A look back at Excalibur

The Game of Thrones has helped medieval-themed stories make a big comeback. 


And the old tales of Arthurian legend, much like the works of Shakespeare, have incredible dramatic possibilities with today’s audiences, which is why these classic stories keep coming back.

When Jerry Bruckheimer made his big, pimpy version of King Arthur, which didn’t take off at the box office, it was promised to be the down and dirty version of the legend, making me roll my eyes. That’s Excalibur, I thought.

In the early eighties, sword and sorcery stories had a brief comeback on the big screen with Conan the Barbarian, Dragonslayer, The Beastmaster, and Excalibur, which is my favorite version of the King Arthur story. 

It was a project of passion for British director John Boorman, who also helmed Point Blank, the incredible 60’s crime film starring Lee Marvin, and Deliverance.

Boorman had first tried to adapt Lord of the Rings back in the 70’s, but it was too difficult to condense the stories down into a single film, a similar problem he faced with Excalibur. 

As Boorman recalled in his autobiography, Adventures of a Suburban Boy, once he was able to get the story down to a reasonable length, he pitched it to all the studios, and only Orion responded.

Mike Medavoy, who was formerly at United Artists, loved the Errol Flynn Robin Hood movies, and was hoping this could revive their spirit. He also asked Boorman, “Promise me it won’t be dark.”

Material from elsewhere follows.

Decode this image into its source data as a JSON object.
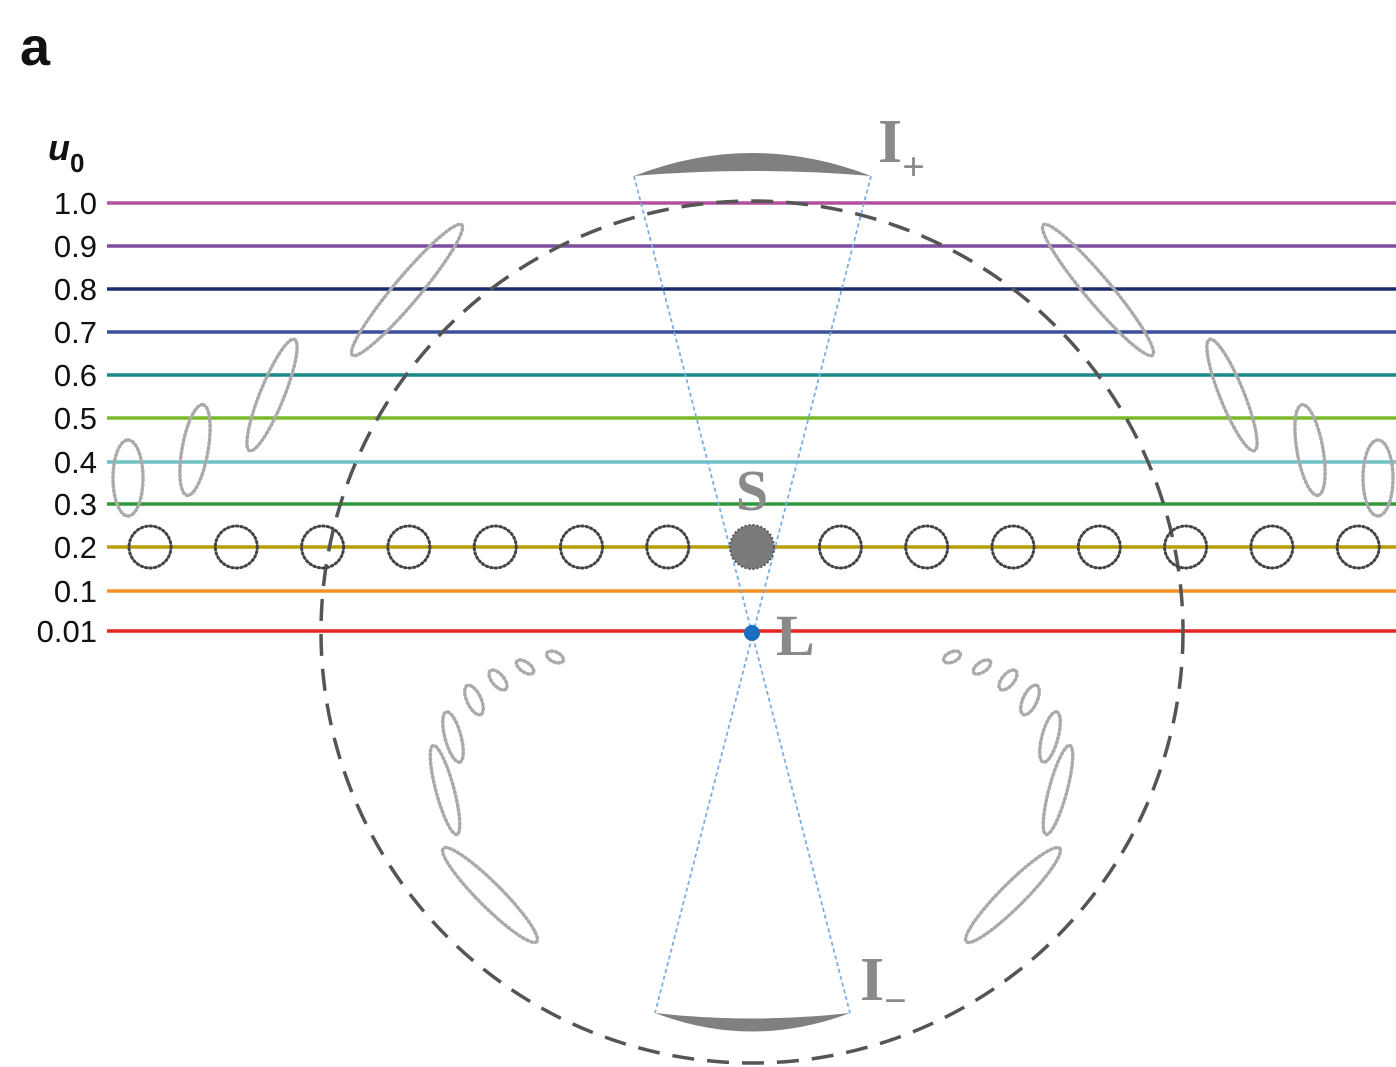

The film was shot in sixteen weeks on an $11 million budget. “Huge sets, battle scenes, hundreds of extras, horses, armor, special effects,” Boorman wrote. 

Like Peter Jackson when he filmed Lord of the Rings in New Zealand, Boorman shot the film close to his home in Ireland “where fragments of the primeval oak forest still remain… It is dark in those woods. I wanted to light them as though we were inside a building. We pumped green light onto green moss to make it luminous. We shone emerald light at the oaks and onto the swords and armor, to enhance the mystical sense of the forest as a palpable living thing.”

Boorman even paid tribute to the ending from Deliverance (The Lady of the Lake is actually based on Arthurian legend), except this time the Lady’s hand came out of the sea grabbing the magical sword of the title, instead of a shotgun. (It was actually Boorman’s daughter holding the sword.) 



Excalibur first came out to mixed notices in the summer of ’81, but reportedly became one of Warner Brothers’s biggest selling movies on video and DVD. (Warner absorbed Orion’s library when the company went under).

The sword of the title is on Boorman’s wall, and as he continued, “It was a lifelong quest: I had found the Grail.” One day, a fanatical fan of the movie came to Boorman’s home, and the director offered to show him Excalibur. 



The fan declined, however. “It was too much for him,” Boorman recalled. “Like many a knight before him, he could not bring himself to look upon it.”